Channel vs Process based GenServer

hyperthunk commented 12 years ago

I don't know if a full split is necessary or even a good idea, but for handleInfo and in particular in order to deal with messages sent to the process by monitors, we cannot be entirely oriented around typed channels.

rodlogic commented 12 years ago

Yes, this is an important topic for discussions since it could affect the core GenServer design. I don't have a strong opinion about this either way at this point so I need to do some homework.
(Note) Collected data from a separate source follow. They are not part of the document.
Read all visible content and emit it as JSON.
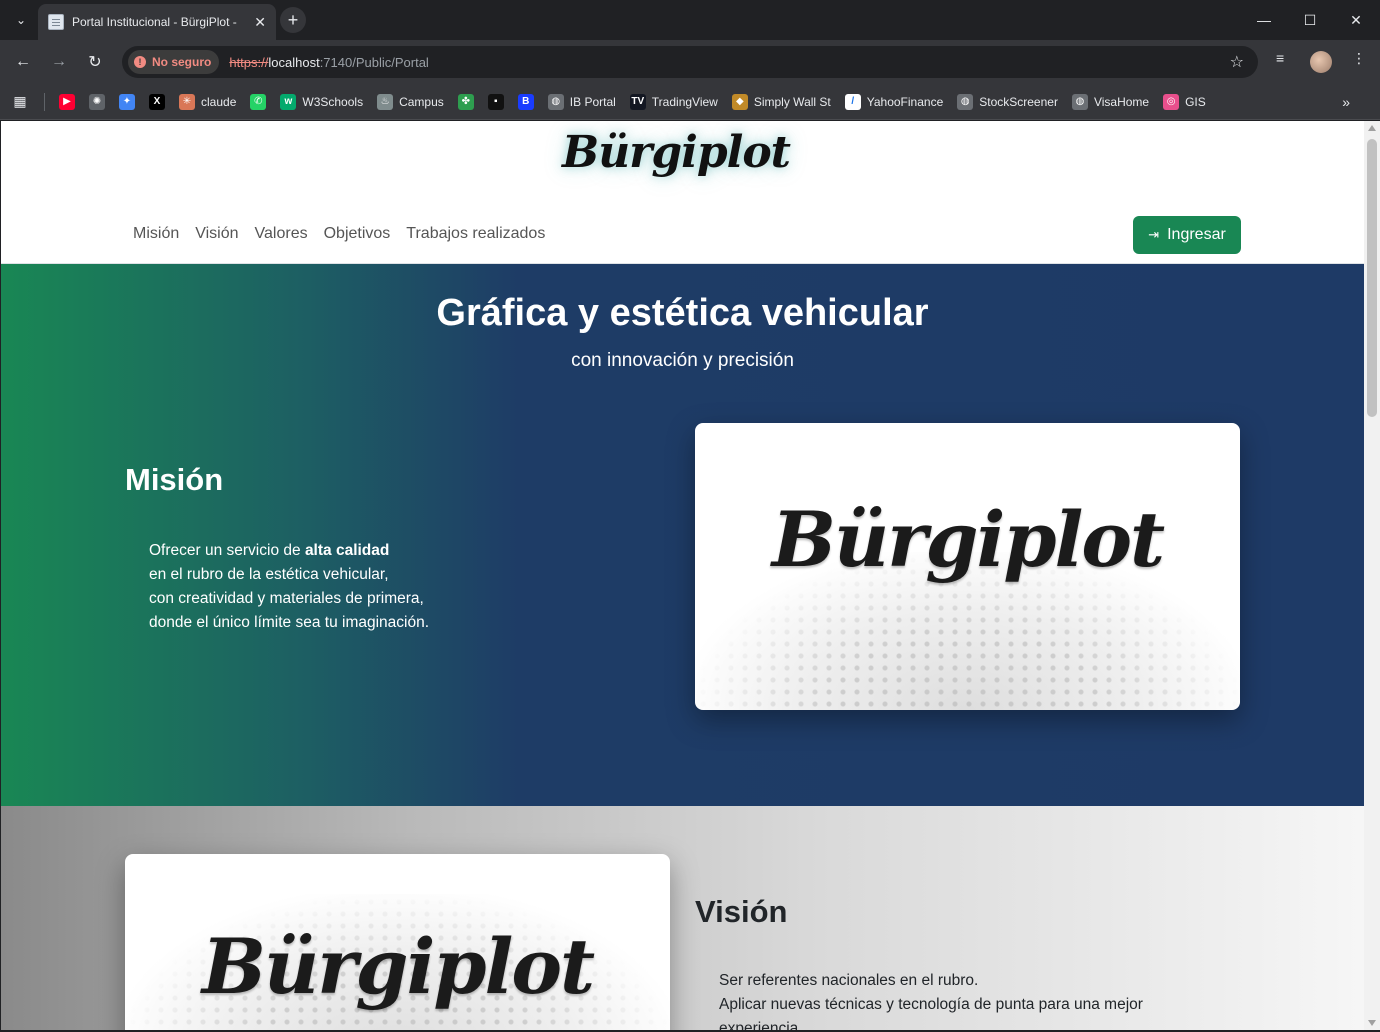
{
  "browser": {
    "tab_title": "Portal Institucional - BürgiPlot -",
    "not_secure_label": "No seguro",
    "url_proto": "https://",
    "url_host": "localhost",
    "url_path": ":7140/Public/Portal",
    "bookmarks": [
      {
        "label": "",
        "icon": "youtube-music-icon",
        "color": "#ff0033",
        "glyph": "▶"
      },
      {
        "label": "",
        "icon": "openai-icon",
        "color": "#5f6368",
        "glyph": "✺"
      },
      {
        "label": "",
        "icon": "gemini-icon",
        "color": "#4285f4",
        "glyph": "✦"
      },
      {
        "label": "",
        "icon": "x-icon",
        "color": "#000000",
        "glyph": "X"
      },
      {
        "label": "claude",
        "icon": "claude-icon",
        "color": "#d97757",
        "glyph": "✳"
      },
      {
        "label": "",
        "icon": "whatsapp-icon",
        "color": "#25d366",
        "glyph": "✆"
      },
      {
        "label": "W3Schools",
        "icon": "w3schools-icon",
        "color": "#04aa6d",
        "glyph": "w"
      },
      {
        "label": "Campus",
        "icon": "campus-icon",
        "color": "#7f8c8d",
        "glyph": "♨"
      },
      {
        "label": "",
        "icon": "clover-icon",
        "color": "#2e9e4f",
        "glyph": "✤"
      },
      {
        "label": "",
        "icon": "terminal-icon",
        "color": "#111111",
        "glyph": "▪"
      },
      {
        "label": "",
        "icon": "b-icon",
        "color": "#1a3cff",
        "glyph": "B"
      },
      {
        "label": "IB Portal",
        "icon": "globe-icon",
        "color": "#6b6f74",
        "glyph": "◍"
      },
      {
        "label": "TradingView",
        "icon": "tradingview-icon",
        "color": "#131722",
        "glyph": "TV"
      },
      {
        "label": "Simply Wall St",
        "icon": "simplywallst-icon",
        "color": "#c18a28",
        "glyph": "◆"
      },
      {
        "label": "YahooFinance",
        "icon": "yahoofinance-icon",
        "color": "#ffffff",
        "glyph": "/"
      },
      {
        "label": "StockScreener",
        "icon": "globe-icon",
        "color": "#6b6f74",
        "glyph": "◍"
      },
      {
        "label": "VisaHome",
        "icon": "globe-icon",
        "color": "#6b6f74",
        "glyph": "◍"
      },
      {
        "label": "GIS",
        "icon": "gis-icon",
        "color": "#e84f8c",
        "glyph": "◎"
      }
    ]
  },
  "site": {
    "logo_text": "Bürgiplot",
    "nav": [
      "Misión",
      "Visión",
      "Valores",
      "Objetivos",
      "Trabajos realizados"
    ],
    "login_label": "Ingresar",
    "hero_title": "Gráfica y estética vehicular",
    "hero_subtitle": "con innovación y precisión",
    "mision": {
      "heading": "Misión",
      "line1_pre": "Ofrecer un servicio de ",
      "line1_bold": "alta calidad",
      "line2": "en el rubro de la estética vehicular,",
      "line3": "con creatividad y materiales de primera,",
      "line4": "donde el único límite sea tu imaginación."
    },
    "vision": {
      "heading": "Visión",
      "line1": "Ser referentes nacionales en el rubro.",
      "line2": "Aplicar nuevas técnicas y tecnología de punta para una mejor",
      "line3": "experiencia."
    }
  }
}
In the interest of gathering some additional data for my own understanding, here is a dull search for handle_info usage in Riak's code base (distinct tags: inet_async, 'EXIT', _ReqId, gen_event_EXIT, 'DOWN', tcp_closed, tcp_error, tcp, ssl_closed, ssl_error, ssl, nodeup, nodedown):

https://gist.github.com/9aca21d61fdb5eecf0a6

And here for RabbitMQ's server code base (distinct tags: 'DOWN', nodeup, new_pg2_fixed, 'EXIT', bump_credit, mnesia_system_event, delayed_restart, and inet_async):

https://gist.github.com/fedcf22f077d592df7a7

It is a rather simplistic view on handle_info usage, but gives an idea of how and how much it is used.

From the above sample handle_info messages, which ones are really dynamics ones for which the implementors had no a priori knowledge? And which ones are just part of a "secondary" protocol, but that could be as typed as the primary protocol messages?

Or is it that handle_info messages are part of a "common" protocol that is common across a set of disparate processes and should be defined once and reused many times? Even so I could see these implemented either as process or channel messages.

This bring me back to the point I wade earlier that a server is a collection of services and these services could be either calls or casts/info and be newly defined by the designer of the server and/or reused from other server/modules.

E.g. to illustrate the point:

Server: Counter
    service1: call(count :: () -> Int)
    service2 : cast(reset :: () -> ())                -- this is a new service for counter
    imported service2: cast(NodeDown -> ())  -- this is the piece that could be defined in a node module

Behind the scenes it seems that they could well be implemented with expect/receiveWait or receiveChan, but I am not sure if both are supported in CloudHaskell.

rodlogic commented 12 years ago

@edsko Could you chip in to give us an idea of Cloud Haskell's design wrt to channels vs process messages here?

First, can one reliably use both at the same time to receive messages? I see in the API that it is possible to merge receive ports for channels and that it is possible to receiveWait on many types of messages, but could both receiveChan and receiveWait be used at the same time by a single process? Or the design assumes a process implementation has to choose one over the other?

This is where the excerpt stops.